Setup: a linear regression model with Gauss-Markov and a random sample where \(k=3\)

\[y_i=β_1+β_2x_{i,2}+β_3x_{i,3}+ε_i\]

One can show that (you do not need to do that)

\[Var\left( b_2|x \right)= \frac{σ^2}{\sum_{i}^{n}{ {\left( x_{i,2}-{\bar{x}}_2 \right)}^2 }} \frac{1}{1-ρ_{1,2}^2}\]

where \(ρ_{1,2}^2\) is the correlation between \(x_{i,2}\) and \(x_{i,3}\) (which is the same for all \(i\) due to random sampling).

  1. Find \(Var\left( b_2|x \right)\) when \(x_{i,2}\) and \(x_{i,3}\) are independent
  2. Show that \(Var\left( b_2|x \right)\) increases as \(ρ_{1,2}^2\) increases.
  3. What would happen to \(Var\left( b_2|x \right)\) when \(ρ_{1,2}^2=1\) ?

Solution

  1. a.
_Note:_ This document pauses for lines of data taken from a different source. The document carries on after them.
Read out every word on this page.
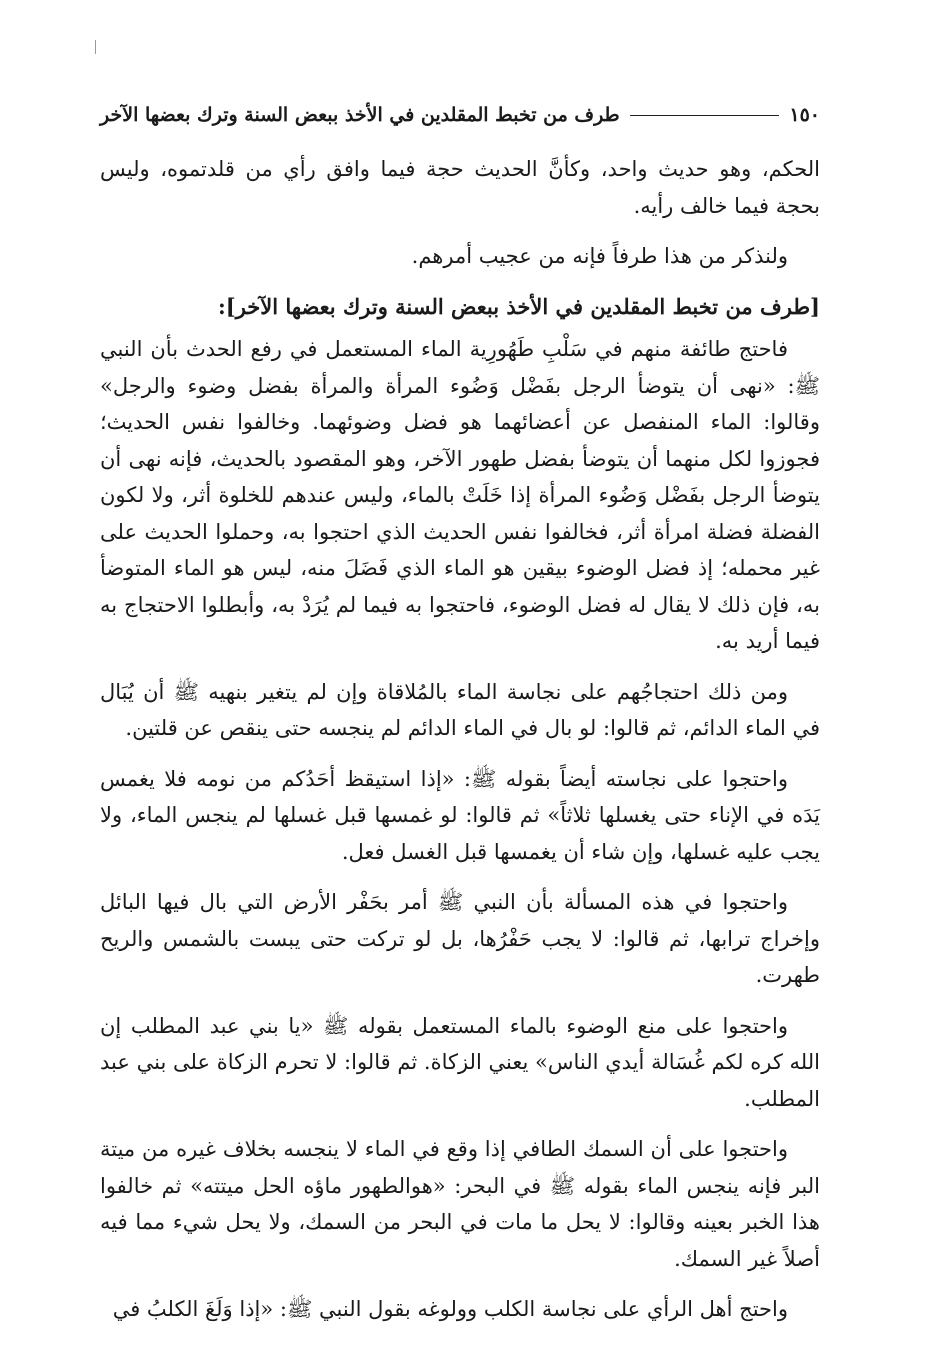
١٥٠
طرف من تخبط المقلدين في الأخذ ببعض السنة وترك بعضها الآخر

الحكم، وهو حديث واحد، وكأنَّ الحديث حجة فيما وافق رأي من قلدتموه، وليس بحجة فيما خالف رأيه.

ولنذكر من هذا طرفاً فإنه من عجيب أمرهم.

[طرف من تخبط المقلدين في الأخذ ببعض السنة وترك بعضها الآخر]:

فاحتج طائفة منهم في سَلْبِ طَهُورِية الماء المستعمل في رفع الحدث بأن النبي ﷺ: «نهى أن يتوضأ الرجل بفَضْل وَضُوء المرأة والمرأة بفضل وضوء والرجل» وقالوا: الماء المنفصل عن أعضائهما هو فضل وضوئهما. وخالفوا نفس الحديث؛ فجوزوا لكل منهما أن يتوضأ بفضل طهور الآخر، وهو المقصود بالحديث، فإنه نهى أن يتوضأ الرجل بفَضْل وَضُوء المرأة إذا خَلَتْ بالماء، وليس عندهم للخلوة أثر، ولا لكون الفضلة فضلة امرأة أثر، فخالفوا نفس الحديث الذي احتجوا به، وحملوا الحديث على غير محمله؛ إذ فضل الوضوء بيقين هو الماء الذي فَضَلَ منه، ليس هو الماء المتوضأ به، فإن ذلك لا يقال له فضل الوضوء، فاحتجوا به فيما لم يُرَدْ به، وأبطلوا الاحتجاج به فيما أريد به.

ومن ذلك احتجاجُهم على نجاسة الماء بالمُلاقاة وإن لم يتغير بنهيه ﷺ أن يُبَال في الماء الدائم، ثم قالوا: لو بال في الماء الدائم لم ينجسه حتى ينقص عن قلتين.

واحتجوا على نجاسته أيضاً بقوله ﷺ: «إذا استيقظ أحَدُكم من نومه فلا يغمس يَدَه في الإناء حتى يغسلها ثلاثاً» ثم قالوا: لو غمسها قبل غسلها لم ينجس الماء، ولا يجب عليه غسلها، وإن شاء أن يغمسها قبل الغسل فعل.

واحتجوا في هذه المسألة بأن النبي ﷺ أمر بحَفْر الأرض التي بال فيها البائل وإخراج ترابها، ثم قالوا: لا يجب حَفْرُها، بل لو تركت حتى يبست بالشمس والريح طهرت.

واحتجوا على منع الوضوء بالماء المستعمل بقوله ﷺ «يا بني عبد المطلب إن الله كره لكم غُسَالة أيدي الناس» يعني الزكاة. ثم قالوا: لا تحرم الزكاة على بني عبد المطلب.

واحتجوا على أن السمك الطافي إذا وقع في الماء لا ينجسه بخلاف غيره من ميتة البر فإنه ينجس الماء بقوله ﷺ في البحر: «هوالطهور ماؤه الحل ميتته» ثم خالفوا هذا الخبر بعينه وقالوا: لا يحل ما مات في البحر من السمك، ولا يحل شيء مما فيه أصلاً غير السمك.

واحتج أهل الرأي على نجاسة الكلب وولوغه بقول النبي ﷺ: «إذا وَلَغَ الكلبُ في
If \(x_{i,2}\) and \(x_{i,3}\) are independent, then they are uncorrelated and \(ρ_{1,2}^2=0\) . We then have

\[Var\left( b_2|x \right)= \frac{σ^2}{\sum_{i}^{n}{ {\left( x_{i,2}-{\bar{x}}_2 \right)}^2 }}\]

b. As \(ρ_{1,2}^2\) increases, \(1-ρ_{1,2}^2\) decreases and \(1/(1-ρ_{1,2}^2) \) increases. The higher the correlation between the x-variables, the higher the variance in \(b_2\) (which is bad). The intuitive reason for this is that as the correlation increases, it gets harder to distinguish the effect of one variable on y holding the other constant.

c. As \(ρ_{1,2}^2\) gets close to 1, \(1-ρ_{1,2}^2\) gets closer to 0 and \(1/(1-ρ_{1,2}^2)\) goes to infinity. If the x-variables are perfectly correlated, then we have perfect multicollinearity and the OLS estimator cannot be calculated.